Thu Feb 22 03:30:00 CST 2018

Consensus Actual Previous
Quarter over Quarter 0.5% 0.4% 0.5%
Year over Year 1.5% 1.4% 1.5%

The economy expanded at a slightly slower revised 0.4 percent quarterly rate in the October-December period. Annual growth was similarly trimmed a tick and now stands at 1.4 percent. However, third quarter GDP was revised a little stronger to show a 0.5 percent quarterly rate.

The first look at the GDP expenditure components revealed that the quarterly rise in total output was driven by household spending and gross fixed capital formation. The former rose 0.3 percent, a tick short of its third quarter gain, but much in line with the rates seen since the middle of 2016. The latter was up 1.1 percent after 0.7 percent although within this, business investment was only flat which, following a 0.7 percent increase in the previous period, made for the weakest quarter of the year. Elsewhere, government spending was up 0.6 percent.

Meantime, net foreign trade deteriorated sharply and so had a sizeable negative impact. Exports fell 0.2 percent while imports rose 1.5 percent resulting in a hit to quarterly growth of some 0.5 percentage points. This compounded a 0.2 percentage point subtraction in the third quarter.

Despite the negative headline revision, today's updated GDP report is unlikely to have any major implications for BoE policy. The economy would have performed better but for the impact of net foreign trade and there is little that the Bank can do about that. Interest rates are still likely to be raised again by May.

Gross domestic product (GDP) is the broadest measure of aggregate economic activity and encompasses every sector of the economy. The first, or provisional, estimate will only include a breakdown in terms of the main output sectors. Subsequent estimates will provide details of the key GDP expenditure components and full national accounts.

GDP is the all-inclusive measure of economic activity. Investors need to closely track the economy because it usually dictates how investments will perform. Stock market Investors like to see healthy economic growth because robust business activity translates to higher corporate profits. The GDP report contains a treasure-trove of information which not only paints an image of the overall economy, but tells investors about important trends within the big picture. These data, which follow the international classification system (SNA93), are readily comparable to other industrialized countries. GDP components such as consumer spending, business and residential investment, and price (inflation) indexes illuminate the economy's undercurrents, which can translate to investment opportunities and guidance in managing a portfolio.

Each financial market reacts differently to GDP data because of their focus. For example, equity market participants cheer healthy economic growth because it improves the corporate profit outlook while weak growth generally means anemic earnings. Equities generally drop on disappointing growth and climb on good growth prospects.

Bond or fixed income markets are contrarians.
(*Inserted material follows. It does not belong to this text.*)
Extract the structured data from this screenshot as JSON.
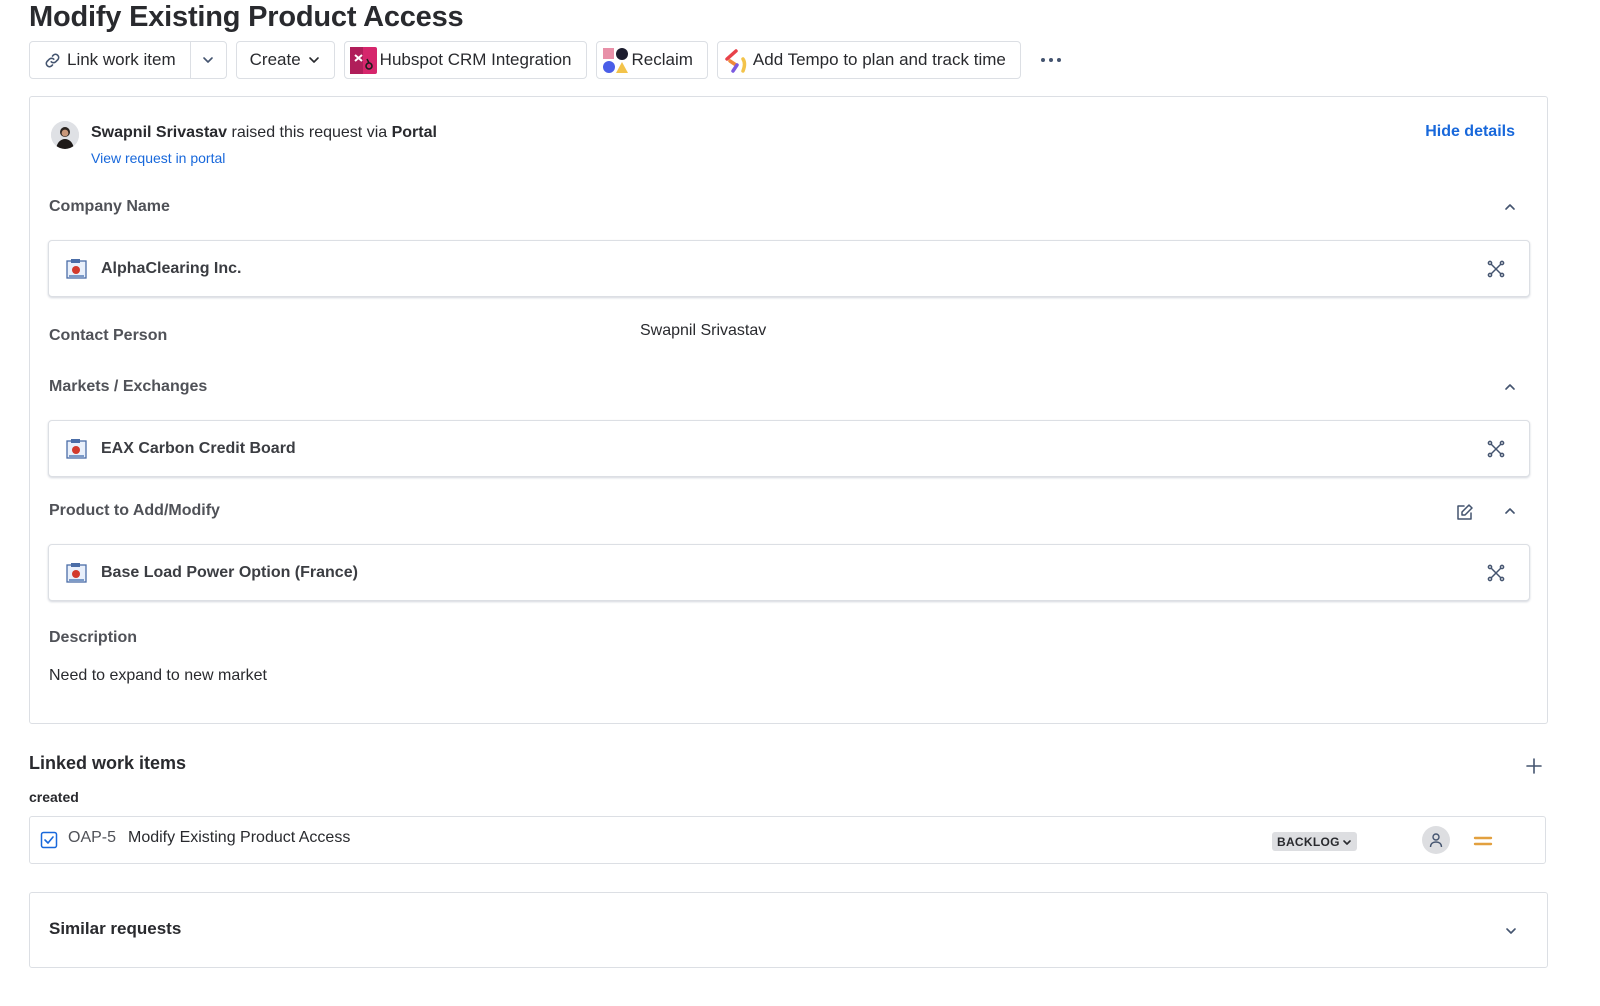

They prefer weak growth so that there is less of a chance of higher central bank interest rates and inflation. When GDP growth is poor or negative it indicates anemic or negative economic activity. Bond prices will rise and interest rates will fall. When growth is positive and good, interest rates will be higher and bond prices lower.

Currency traders prefer healthy growth and higher interest rates. Both lead to increased demand for a local currency. However, inflationary pressures put pressure on a currency regardless of growth. For example, if the UK reports that the consumer price index has risen more than the Bank of England's 2 percent inflation target, demand for sterling could decline. Similarly, when the Bank of England lowers interest rates, the pound sterling weakens. (Currency traders also watch the interest rate spread between countries.)